I don’t know about you but I am a true believer in past lives. Maybe that’s why I was so keenly drawn to the Etruscan civilization and its rich history. So, when my adult-ed Italian teacher asked if anyone wanted to go to Tuscany for two weeks, I jumped at the chance because it would allow me to walk like an Etruscan, so to speak.
My previous post highlighted my adventure as a travel guide, leading a motorcade of tourists through the hills of Etruria (modern day Tuscany) to visit tombs and such. This time I take you deep inside the National Etruscan Museum, Archeologico Nazionale Museo, in Chiusi because of its wealth of Etruscan artifacts. It’s located at Via Porsenna 93, in the heart of Chiusi, and it just might be the best € 4.00 you will spend in Tuscany.
The Museum was established in 1871 and is housed in a wonderful neo-classical building. It is rich in Etruscan treasures because the hills surrounding it are bountiful in Etruscan tombs. Whenever a farmer digs a new well and discovers a new tomb, the artifacts make their way down the hills and into the Museo. The collection also includes contributions from private collections.

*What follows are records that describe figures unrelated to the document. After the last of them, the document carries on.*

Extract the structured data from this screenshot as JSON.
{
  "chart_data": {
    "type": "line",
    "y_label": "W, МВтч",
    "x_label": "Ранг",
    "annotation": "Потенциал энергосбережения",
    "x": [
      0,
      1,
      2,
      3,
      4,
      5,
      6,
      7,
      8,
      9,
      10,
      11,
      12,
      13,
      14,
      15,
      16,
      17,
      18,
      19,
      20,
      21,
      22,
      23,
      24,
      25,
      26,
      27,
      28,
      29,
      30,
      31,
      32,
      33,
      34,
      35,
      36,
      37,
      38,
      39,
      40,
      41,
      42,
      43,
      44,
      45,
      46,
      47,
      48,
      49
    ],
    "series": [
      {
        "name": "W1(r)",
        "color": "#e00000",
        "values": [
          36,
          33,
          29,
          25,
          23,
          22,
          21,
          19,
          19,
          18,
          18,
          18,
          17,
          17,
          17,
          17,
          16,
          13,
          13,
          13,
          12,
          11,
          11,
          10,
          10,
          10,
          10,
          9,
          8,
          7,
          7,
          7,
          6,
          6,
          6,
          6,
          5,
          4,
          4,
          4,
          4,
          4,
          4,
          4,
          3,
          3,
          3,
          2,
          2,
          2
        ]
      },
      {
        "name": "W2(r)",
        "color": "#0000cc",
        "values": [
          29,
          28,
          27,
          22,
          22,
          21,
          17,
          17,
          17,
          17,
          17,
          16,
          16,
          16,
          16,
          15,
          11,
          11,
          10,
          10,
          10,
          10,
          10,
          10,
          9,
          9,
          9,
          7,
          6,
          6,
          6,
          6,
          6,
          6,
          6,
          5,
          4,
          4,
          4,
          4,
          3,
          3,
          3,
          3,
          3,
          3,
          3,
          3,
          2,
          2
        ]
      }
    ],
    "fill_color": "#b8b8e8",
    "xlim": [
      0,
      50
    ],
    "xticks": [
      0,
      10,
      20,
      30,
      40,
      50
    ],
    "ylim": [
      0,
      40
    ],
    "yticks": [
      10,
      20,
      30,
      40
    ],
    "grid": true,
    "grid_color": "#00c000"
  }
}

The items are organized quite well and begin with elements of the Bronze and Iron Age and proceed forward in time, alcove to alcove. Yet, no matter how you journey through the building there is one thing which will capture the heart of any intelligent woman with wanderlust. In Etruria, women were respected and revered. Here you will see a female sphinx; here you will see noble women reclining with a book in hand; here you will see funerary statues that honor the female who has passed. I was so impressed by this because it was something I had not known until that moment and which was so distinctly different from how ancient Romans and Greeks viewed women.

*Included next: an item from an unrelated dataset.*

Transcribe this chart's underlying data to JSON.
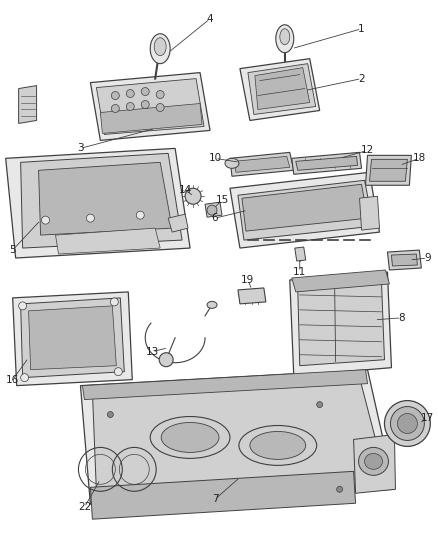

The statuary's eyes have a vapid quality which was the antithesis of this loving, deep and highly spiritual society
The other stunningly strange fact is that all of the statuary and vases are missing eyes – not as in missing them like they were knocked out but missing them as the sockets are carved into the statue but without actual irises and pupils. It gives the statues a vapid, soulless quality which is the
antithesis of all that I have read on the Etruscans, a highly religious and superstitious civilization. It was so disturbing to me that I commented to my friend it was as if this deeply philosophical society just disappeared and left no trace of its soul behind. The Etruscan mystery endures in time and in Chiusi.
TOURIST TIP for WANDERLUST WOMEN: There is a pizza god across from the museo. I kid you not. The pizza chef in the pizzeria next to the Piazza del Duomo, directly opposite the museo, must be a descendant of an Etruscan god. Magnificent. However, he was not the happiest person when I was there but maybe it had to do with the hot pizza oven and a screaming mamma in the cucina this hot, summer day!